Being a bit softy, I included a Warlock team-up for me and appearances of Captain Britain, Man-Thing, Sons of the Tiger and Thor for Bagman F.F.F., Ted, Bob and Thor8.

And a busty uber-babe in the form of Red Sonja for Deadpool. That comic is set on my 11th birthday, incidentally. Always thought that was cool!

Marvel Team-Up display

October's Display is... Marvel Team-Up. The only US original you could get with anything like monthly regularity in 1970s Paisley.


The Classic Marvel Figurine Collection characters were prevously displayed along the edges of these shelves. I moved them all up to the top. It's pretty cluttered up there now, but I quite like how clear the other shelves now look.

Not sure if it's better or not...

Tuesday, 30 August 2011

The Comics from the Runners

More Runner Explanations (by request!)

Okayeley-dokely.  Posted three photos to - hopefully - make what I am about to write easier to understand.

Several folk on the CBR site have asked for more information on the runners, so here goes.

I bought the wood from the B&Q chain, a UK-wide chain of diy warehouses.  They had a section with loads of different sections of pine wood and I just used what was there.  So, the wood was already cut into the sizes I needed, apart from the length.  It came in either one metre or 2.2 m lengths.  My runners are 2.1 long, as I wanted to keep the runners the same length.  I could, of course, have tailored the runners to follow the flow of the ceiling, which would have meant that the top row would have had held eleven comics, the second thirteen and the last fifteen.  I decided against that.  On a typical vertical wall, this won't be a consideration, though.

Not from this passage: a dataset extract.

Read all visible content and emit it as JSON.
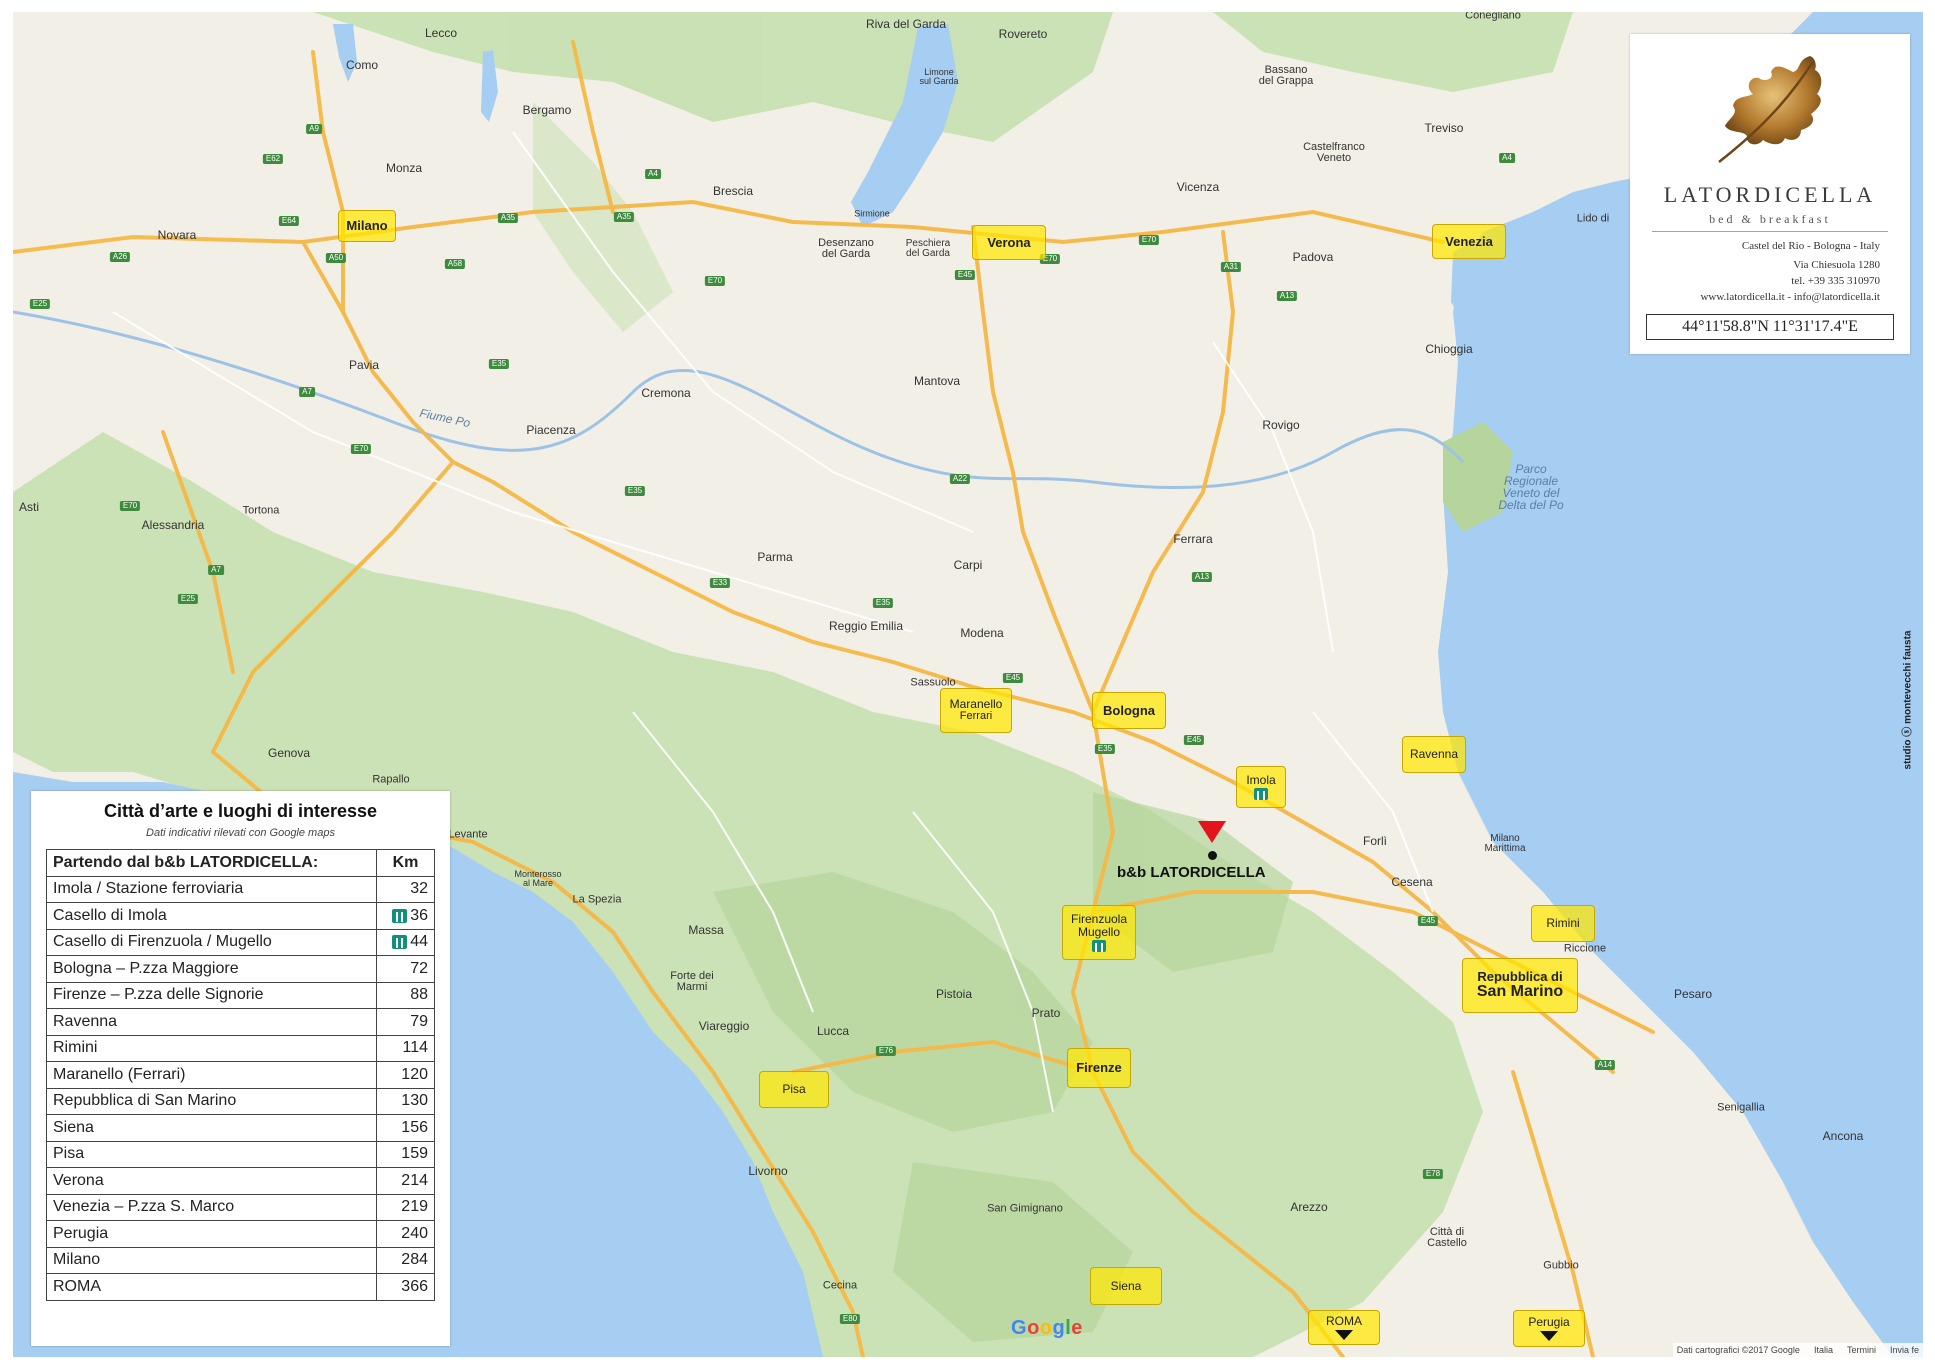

Anywho, for standard US Marvel comicbooks I used a base section that was 4.5cm broad and 0.5cm in depth.  (I cut 10cm off the length so it would fit the ceiling space.)  The middle section, which is where the comics rest, was only 1cm broad and 0.5cm deep.  The top section was shaped at the edge and was 2cm in breadth and only 0.25 deep. I matched the edge of the base, middle and holding part to create a neat edge.  As you can see from the close-up photo, I was able to tack this together from the back to hide the tacks.  As I have removed all the comics that were on display, you can also see the tacks holding the runners up onto the ceiling.  (Oh, the tacks were only 1.25cm long.)

The middle sections were slightly different, as you can see from the other photograph.  In these the middle part is in the centre and two edges of the holding section protrude (so that it can hold the bottom of one comicbook, and the top of another).

I stained the runners with walnut varnish, as the bannister was stained with this varnish, too.

Nothing much I can add.  It's pretty straightforward.  Once you do one, you'll be flying and do them very quickly.  Just be careful with hammering in the tacks; sections of pine this thinh can split easily, so gently does it!